Harry Collins: “Think about how you learn a language. I’m here forming perfectly-formed English sentences but I can’t tell you the rules behind them. So even speaking a language rests on tacit knowledge. You slowly get better and better at it, and there comes a point where people recognise you have become sufficiently fluent to be taken seriously. You have interactional expertise in that domain of expertise.

“And if you don’t have that concept you can’t make sense of the world. You can’t make sense of how managers can manage technical areas without doing the front line work – and they can manage, make no mistake.”

Can someone like a journalist gain interactional expertise?

“If you’re good, and you really spend your time deeply immersed in an area, you gain interactional expertise. As we know, a lot of journalism isn’t like that.”

Are there rules you can follow if you want the best counsel?

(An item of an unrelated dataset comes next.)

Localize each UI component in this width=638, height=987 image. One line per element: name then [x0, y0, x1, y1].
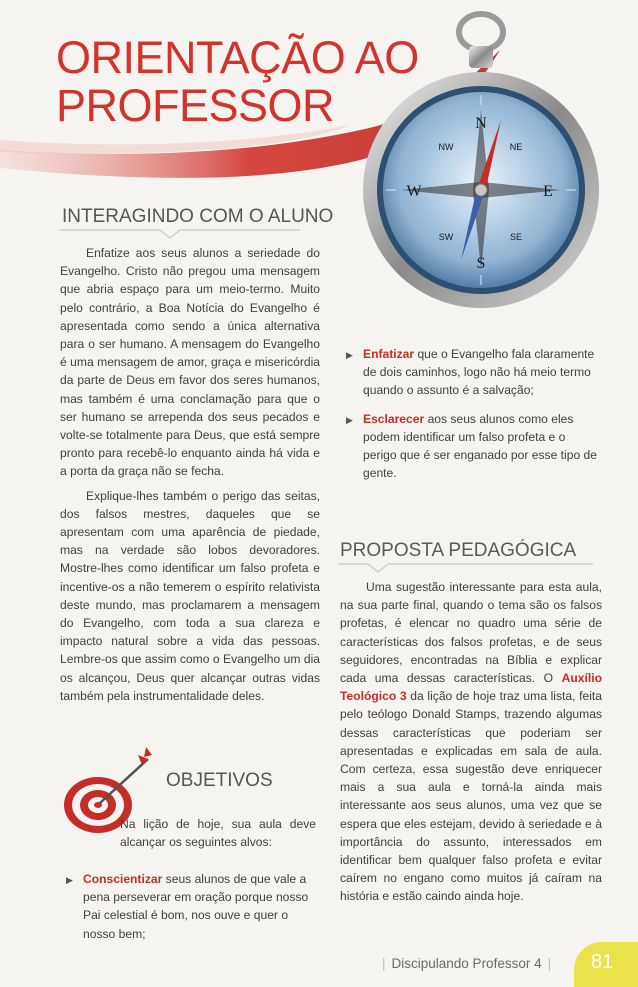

“The only rule is leave stuff which is the business of experts to experts because if you don’t you are going to have a dystopia. You are going to have people with the most money, or most television presence, or most power, making decisions for you. It’s better having decisions made by experts.

“One big advantage that experts have, particularly scientific experts, is their decision-making and thinking is driven by a set of values, and that set of values overlaps with democratic values. One of those values is universalism. You listen to people’s opinions, you don’t weight them as a function of their race or creed; you weight them as a function of whether they are sensible or not. And that’s the kind of society we want to live in.

"My favourite example is the revolt over MMR vaccine. Who do you want to believe over the safety of the MMR vaccine? Is it epidemiologists who have spent their lives studying the danger of MMR vaccine informed by these sorts of scientific values – honesty, the search for truth, universalism, etc – or do you want to take notice for example of Jenny McCarthy, who is a big television personality because she used to be a nude model in Playboy and she has a child who is autistic and therefore announces she knows it was caused by MMR vaccine? The answer is if you don't want to live in a dystopia it better be the former and not the latter."

Is there a conflict between expertise and democracy?

“I don’t think philosophy and expertise are in conflict but a lot of theorists do because they think democracy means everybody being involved in every decision and, since technical decisions are opaque, they think it conflicts with democracy. But actually representative democracy is not like that. We decide who we want to make our decision for a few years - and I think we should delegate our technical decisions to people who are best equipped to make them, and those are experts.

“There is no conflict with democracy at all.”

You're never going to solve Plato's problem of who guards the guardians but you can move to something better

This brings us to your idea of having a policy advisory body which you call “The Owls”. How would this work?

“Owls are wise but it’s not the wisdom that’s the analogy, it’s the fact that an owl can turn its head round 180 degrees - from the science to the social science and vice versa.

“So ‘The Owls’ are scientists who can also understand the social science perspective on science, and they have a very narrow brief. Their brief is not to make policy decisions; their brief is to report to policy makers on what the current scientific consensus is in any field, and how strong is that consensus.

“It would be something like the IPCC [Intergovernmental Panel on Climate Change], or the scientific advisor to the government, only in each case with an added social science dimension. A committee would have far more legitimacy than an individual.

“It would just be another incremental move towards how we do things better. It’s never going to solve Plato’s problem of who guards the guardians but all you can do is move a little nearer to something better.”